Lilly and Omar participated in a lie-in at the Virginia capitol in Richmond, to pressure state legislators to require background checks at guns shows, something the Virginia Tech review panel had recommended. But the legislators rejected that, noting Cho got his weapons in gun shops.

"Say an individual like the Virginia Tech shooter had walked into that gun store today and tried to buy a gun, and he was denied," said Spangler. "Where would he go to buy his gun that was easy, that was untrackable, that's unregulated? Where would you go? You would go to a gun show."

This week, on the first anniversary of the massacre, there are more than 80 lie-ins planned, in Washington, D.C. and more than 30 states.
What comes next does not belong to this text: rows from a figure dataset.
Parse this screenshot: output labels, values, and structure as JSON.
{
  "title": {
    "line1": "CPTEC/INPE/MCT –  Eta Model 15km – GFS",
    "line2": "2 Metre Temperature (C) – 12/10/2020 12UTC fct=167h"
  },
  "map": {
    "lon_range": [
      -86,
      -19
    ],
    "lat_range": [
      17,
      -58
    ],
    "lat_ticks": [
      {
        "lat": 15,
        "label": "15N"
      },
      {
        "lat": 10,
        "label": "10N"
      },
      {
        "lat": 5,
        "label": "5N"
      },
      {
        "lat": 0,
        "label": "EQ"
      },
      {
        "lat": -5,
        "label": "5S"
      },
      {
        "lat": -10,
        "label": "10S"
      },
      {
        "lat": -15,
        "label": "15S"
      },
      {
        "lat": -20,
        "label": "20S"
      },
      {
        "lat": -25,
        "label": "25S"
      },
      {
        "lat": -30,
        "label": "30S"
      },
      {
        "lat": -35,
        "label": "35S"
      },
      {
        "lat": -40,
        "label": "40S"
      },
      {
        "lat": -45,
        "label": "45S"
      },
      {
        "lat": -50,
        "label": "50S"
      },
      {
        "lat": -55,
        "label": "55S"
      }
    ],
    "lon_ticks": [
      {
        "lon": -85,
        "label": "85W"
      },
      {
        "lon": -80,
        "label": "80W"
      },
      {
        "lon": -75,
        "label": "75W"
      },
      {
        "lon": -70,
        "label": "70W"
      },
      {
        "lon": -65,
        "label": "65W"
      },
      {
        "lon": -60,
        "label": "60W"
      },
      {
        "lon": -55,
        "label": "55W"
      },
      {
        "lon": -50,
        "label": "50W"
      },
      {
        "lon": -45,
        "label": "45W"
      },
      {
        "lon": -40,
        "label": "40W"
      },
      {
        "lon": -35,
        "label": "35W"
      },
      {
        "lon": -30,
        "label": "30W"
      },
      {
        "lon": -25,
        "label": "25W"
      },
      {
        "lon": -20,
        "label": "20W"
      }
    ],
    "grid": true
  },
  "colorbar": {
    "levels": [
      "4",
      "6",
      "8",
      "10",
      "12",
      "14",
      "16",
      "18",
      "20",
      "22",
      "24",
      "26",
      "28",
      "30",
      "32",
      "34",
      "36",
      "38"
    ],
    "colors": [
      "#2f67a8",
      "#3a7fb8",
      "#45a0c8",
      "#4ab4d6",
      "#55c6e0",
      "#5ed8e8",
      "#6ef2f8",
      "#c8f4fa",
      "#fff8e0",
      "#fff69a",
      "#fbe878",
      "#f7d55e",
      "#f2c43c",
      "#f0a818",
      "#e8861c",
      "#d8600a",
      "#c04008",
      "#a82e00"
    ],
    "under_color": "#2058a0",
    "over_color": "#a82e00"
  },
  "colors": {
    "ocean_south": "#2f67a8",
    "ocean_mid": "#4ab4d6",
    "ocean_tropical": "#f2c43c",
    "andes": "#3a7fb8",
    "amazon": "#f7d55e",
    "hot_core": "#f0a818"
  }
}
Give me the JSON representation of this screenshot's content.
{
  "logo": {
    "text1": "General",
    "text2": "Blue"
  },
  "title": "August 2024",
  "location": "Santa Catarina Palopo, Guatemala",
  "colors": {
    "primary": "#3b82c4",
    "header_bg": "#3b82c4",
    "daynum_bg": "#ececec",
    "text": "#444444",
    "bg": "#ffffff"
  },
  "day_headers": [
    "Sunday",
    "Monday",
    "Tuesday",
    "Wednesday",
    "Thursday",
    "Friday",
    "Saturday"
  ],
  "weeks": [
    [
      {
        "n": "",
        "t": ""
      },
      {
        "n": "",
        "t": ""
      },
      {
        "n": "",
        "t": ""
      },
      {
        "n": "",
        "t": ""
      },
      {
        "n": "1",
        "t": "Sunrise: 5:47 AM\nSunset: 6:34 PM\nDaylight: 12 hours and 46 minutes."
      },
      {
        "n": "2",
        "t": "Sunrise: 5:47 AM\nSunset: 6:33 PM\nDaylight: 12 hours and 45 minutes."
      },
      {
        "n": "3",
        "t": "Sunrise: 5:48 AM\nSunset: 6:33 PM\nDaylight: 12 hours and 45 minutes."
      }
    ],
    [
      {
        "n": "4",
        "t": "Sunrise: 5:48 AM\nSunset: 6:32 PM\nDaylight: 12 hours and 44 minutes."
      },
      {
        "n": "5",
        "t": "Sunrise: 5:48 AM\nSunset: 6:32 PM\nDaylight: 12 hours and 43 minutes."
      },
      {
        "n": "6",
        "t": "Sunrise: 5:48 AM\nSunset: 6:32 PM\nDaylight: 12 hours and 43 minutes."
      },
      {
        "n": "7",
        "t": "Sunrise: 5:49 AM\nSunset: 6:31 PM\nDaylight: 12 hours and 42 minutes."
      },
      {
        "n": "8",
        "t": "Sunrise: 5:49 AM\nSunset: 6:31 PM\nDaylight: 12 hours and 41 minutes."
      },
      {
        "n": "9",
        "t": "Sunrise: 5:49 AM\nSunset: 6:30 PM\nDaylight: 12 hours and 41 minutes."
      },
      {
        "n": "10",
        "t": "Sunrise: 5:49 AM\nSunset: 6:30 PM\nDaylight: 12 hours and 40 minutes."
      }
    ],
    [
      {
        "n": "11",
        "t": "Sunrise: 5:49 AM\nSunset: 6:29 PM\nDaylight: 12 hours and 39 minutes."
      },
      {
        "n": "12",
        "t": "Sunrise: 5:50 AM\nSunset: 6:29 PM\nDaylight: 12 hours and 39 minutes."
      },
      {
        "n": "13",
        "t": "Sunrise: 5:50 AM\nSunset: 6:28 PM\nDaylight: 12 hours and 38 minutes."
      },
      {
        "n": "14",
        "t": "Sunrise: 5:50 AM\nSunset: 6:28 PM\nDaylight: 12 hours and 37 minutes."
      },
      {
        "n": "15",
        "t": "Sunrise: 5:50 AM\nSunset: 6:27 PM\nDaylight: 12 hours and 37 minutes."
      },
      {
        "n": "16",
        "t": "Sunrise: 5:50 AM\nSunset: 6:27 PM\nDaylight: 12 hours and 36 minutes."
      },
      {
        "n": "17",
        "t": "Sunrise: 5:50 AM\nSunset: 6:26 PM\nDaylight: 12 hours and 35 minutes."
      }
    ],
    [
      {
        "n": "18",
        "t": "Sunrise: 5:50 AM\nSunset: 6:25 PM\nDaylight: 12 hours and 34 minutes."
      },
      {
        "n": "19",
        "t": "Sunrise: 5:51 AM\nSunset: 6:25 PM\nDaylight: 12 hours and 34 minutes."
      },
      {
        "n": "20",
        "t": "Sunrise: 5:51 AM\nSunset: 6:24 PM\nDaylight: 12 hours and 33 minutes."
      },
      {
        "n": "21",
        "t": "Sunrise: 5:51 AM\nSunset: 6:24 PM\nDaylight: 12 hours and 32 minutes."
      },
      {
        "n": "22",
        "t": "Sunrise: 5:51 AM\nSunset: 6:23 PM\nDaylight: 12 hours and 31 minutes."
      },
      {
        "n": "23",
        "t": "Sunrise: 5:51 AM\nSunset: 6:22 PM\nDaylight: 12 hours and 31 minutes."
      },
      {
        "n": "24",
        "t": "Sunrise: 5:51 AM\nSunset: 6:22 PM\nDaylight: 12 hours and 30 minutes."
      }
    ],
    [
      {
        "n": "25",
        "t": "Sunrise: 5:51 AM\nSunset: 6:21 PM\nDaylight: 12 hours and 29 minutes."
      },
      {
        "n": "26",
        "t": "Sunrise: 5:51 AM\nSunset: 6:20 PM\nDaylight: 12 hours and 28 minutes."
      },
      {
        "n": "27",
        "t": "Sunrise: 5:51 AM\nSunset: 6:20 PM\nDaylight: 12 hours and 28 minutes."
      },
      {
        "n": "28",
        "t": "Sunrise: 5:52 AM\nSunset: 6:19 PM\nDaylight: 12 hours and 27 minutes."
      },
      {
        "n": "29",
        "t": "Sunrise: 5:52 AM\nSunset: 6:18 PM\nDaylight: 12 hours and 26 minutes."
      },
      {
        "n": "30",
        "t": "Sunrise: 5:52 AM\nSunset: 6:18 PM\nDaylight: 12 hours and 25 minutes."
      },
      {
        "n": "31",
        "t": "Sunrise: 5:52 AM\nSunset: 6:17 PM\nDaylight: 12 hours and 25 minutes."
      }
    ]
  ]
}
Many will be led by friends and relatives of the Virginia Tech victims, like Omar Samaha.

"If you're an upright good citizen, and you want to own a gun, go for it," said Samaha. "We're just trying to keep guns out of the hands of dangerous people, and everyone should want that."

"We shouldn't be waiting for tragedies to happen," agreed Habtu.

In a new poll this week, 60% of Americans surveyed say they favor stricter gun control measures, with 80% supporting closing the "gun show loophole." Americans also rated "reducing gun violence" as important a national policy goal as extending health care to everyone and ending the war in Iraq.